# milwaukee airless sprayer



## Irishmike (Oct 7, 2010)

Hey guys any info on the above would be appreciated as I have an opportunity to pick up a brand new one cheap! It's the basic airless model.


----------



## Boco (May 18, 2013)

Never seen one. Can you get parts and acceseries?


----------



## driftweed (May 26, 2013)

I am a milwaukee fan. This is news to me, onward to google!


----------



## driftweed (May 26, 2013)

Google reveals all:

http://www.milwaukeetool.com/power-tools/corded/m4910-20

This tool no longer available from the manufacturer. RED FLAG! 
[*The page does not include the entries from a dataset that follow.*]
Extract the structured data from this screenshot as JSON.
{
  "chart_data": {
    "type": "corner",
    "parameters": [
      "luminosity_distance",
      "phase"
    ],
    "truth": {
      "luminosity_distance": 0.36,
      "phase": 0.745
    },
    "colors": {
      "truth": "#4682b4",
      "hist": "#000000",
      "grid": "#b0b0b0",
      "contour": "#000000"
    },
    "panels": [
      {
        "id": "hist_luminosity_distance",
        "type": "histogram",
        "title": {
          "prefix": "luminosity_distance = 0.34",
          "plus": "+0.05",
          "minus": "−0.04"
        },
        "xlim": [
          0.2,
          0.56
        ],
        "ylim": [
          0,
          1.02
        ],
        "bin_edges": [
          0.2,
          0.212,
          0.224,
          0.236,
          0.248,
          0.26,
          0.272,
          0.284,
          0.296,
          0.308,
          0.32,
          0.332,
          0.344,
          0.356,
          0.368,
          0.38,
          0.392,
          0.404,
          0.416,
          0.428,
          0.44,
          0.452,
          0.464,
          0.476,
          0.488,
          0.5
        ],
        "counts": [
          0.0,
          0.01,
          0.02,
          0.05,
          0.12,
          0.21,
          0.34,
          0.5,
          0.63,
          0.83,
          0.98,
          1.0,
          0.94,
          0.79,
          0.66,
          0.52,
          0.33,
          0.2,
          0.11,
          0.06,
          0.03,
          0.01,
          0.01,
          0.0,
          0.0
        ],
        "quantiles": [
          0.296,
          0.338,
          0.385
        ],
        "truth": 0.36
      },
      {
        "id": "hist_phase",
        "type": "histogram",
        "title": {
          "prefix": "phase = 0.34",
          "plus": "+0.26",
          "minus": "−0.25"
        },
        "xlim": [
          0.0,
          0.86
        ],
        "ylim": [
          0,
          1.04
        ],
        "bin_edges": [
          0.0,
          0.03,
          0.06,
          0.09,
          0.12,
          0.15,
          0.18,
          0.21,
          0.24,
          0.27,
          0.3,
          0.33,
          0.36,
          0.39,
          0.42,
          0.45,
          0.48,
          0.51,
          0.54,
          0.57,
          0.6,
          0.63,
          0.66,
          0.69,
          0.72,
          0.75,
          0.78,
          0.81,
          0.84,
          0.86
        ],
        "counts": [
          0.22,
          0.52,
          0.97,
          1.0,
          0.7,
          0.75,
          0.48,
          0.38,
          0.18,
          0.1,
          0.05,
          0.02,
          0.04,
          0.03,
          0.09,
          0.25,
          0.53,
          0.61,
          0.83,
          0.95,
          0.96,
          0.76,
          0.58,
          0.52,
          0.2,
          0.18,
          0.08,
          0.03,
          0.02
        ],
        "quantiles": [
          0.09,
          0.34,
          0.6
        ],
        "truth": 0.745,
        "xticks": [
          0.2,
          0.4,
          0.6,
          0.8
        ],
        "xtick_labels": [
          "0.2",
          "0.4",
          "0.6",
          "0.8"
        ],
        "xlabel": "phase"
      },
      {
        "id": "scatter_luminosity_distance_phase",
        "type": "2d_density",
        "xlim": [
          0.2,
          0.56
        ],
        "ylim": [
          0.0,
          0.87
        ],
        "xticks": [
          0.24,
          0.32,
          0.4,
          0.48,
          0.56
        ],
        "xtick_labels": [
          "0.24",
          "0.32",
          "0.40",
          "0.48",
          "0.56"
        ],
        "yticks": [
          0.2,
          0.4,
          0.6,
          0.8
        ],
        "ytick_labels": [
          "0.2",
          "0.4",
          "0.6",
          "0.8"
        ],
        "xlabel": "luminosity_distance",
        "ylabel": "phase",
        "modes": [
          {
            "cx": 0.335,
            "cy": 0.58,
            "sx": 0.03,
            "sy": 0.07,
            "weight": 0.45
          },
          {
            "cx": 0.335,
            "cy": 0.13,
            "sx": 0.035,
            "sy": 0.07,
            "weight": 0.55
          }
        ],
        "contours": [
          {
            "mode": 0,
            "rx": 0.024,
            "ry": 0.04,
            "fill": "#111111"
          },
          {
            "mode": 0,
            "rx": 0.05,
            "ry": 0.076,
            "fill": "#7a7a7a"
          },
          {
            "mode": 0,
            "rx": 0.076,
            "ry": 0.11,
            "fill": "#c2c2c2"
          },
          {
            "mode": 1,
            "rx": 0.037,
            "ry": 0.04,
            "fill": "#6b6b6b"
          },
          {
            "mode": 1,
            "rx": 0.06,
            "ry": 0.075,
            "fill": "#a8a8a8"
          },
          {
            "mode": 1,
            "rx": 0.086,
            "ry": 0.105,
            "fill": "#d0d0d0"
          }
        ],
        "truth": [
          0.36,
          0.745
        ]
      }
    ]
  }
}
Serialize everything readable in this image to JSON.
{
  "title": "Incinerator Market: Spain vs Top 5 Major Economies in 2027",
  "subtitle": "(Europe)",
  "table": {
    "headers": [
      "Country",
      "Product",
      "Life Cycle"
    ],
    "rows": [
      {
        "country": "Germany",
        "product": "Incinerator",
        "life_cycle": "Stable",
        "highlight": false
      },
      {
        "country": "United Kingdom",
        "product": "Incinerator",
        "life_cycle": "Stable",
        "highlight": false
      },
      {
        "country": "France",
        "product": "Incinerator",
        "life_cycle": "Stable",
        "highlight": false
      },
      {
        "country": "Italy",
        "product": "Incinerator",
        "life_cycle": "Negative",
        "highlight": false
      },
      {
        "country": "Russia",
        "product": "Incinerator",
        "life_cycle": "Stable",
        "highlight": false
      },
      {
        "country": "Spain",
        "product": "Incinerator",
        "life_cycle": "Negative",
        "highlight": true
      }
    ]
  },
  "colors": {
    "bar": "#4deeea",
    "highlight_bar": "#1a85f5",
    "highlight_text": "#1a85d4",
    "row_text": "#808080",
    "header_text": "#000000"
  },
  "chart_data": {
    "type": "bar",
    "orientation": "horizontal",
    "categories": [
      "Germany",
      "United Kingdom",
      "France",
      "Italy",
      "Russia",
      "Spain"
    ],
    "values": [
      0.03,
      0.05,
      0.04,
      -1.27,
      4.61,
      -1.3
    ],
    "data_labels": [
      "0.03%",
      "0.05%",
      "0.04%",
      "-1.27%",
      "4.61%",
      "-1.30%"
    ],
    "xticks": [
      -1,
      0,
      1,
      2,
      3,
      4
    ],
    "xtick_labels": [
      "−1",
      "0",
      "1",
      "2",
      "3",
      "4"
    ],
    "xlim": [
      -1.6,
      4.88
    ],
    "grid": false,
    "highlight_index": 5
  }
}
Designed for handyman/remodeler....RED FLAG

Buy it for novelty, but buy it cheap as you aint getting support or parts.


----------



## Irishmike (Oct 7, 2010)

I know it has been discontinued by the manufacturer, accessories and tips wise it's compatible with graco. Brand new boxed unit and comes with a two foot gun extension, is it worth a punt for 300 euro?


----------



## Paint Pro CA (Jun 17, 2014)

If this is your first pump and you do get it then I would suggest rolling the money from the first couple jobs into getting a good one ASAP before this thing craps out and becomes a paperweight with wheels.


----------



## painterman (Jun 2, 2007)

As I remember this unit was selling in U.S. for about $250.00 Invest your money in a better unit.


----------



## Irishmike (Oct 7, 2010)

Had a hero h2k for around ten years but it finally packed up a couple of yeaes ago. To be honest I've been working fine without one I might pick it up for the occasional big ceiling or use it for trim...


----------



## painterman (Jun 2, 2007)

Fix the Hero if you can ...that is a good machine.


----------



## Irishmike (Oct 7, 2010)

Can't get parts for the hero anymore graco bought em out years ago


----------



## painterman (Jun 2, 2007)

too bad ...that was a good unit


----------



## MNpainter (Jul 17, 2008)

a friend had one. JUNK! YMMV


----------



## Irishmike (Oct 7, 2010)

Yup the hero was a powerhouse! Thanks guys I shall be giving it a miss then!


----------



## mr.fixit (Aug 16, 2009)

this machine is a pos no parts available even when it was for sale


----------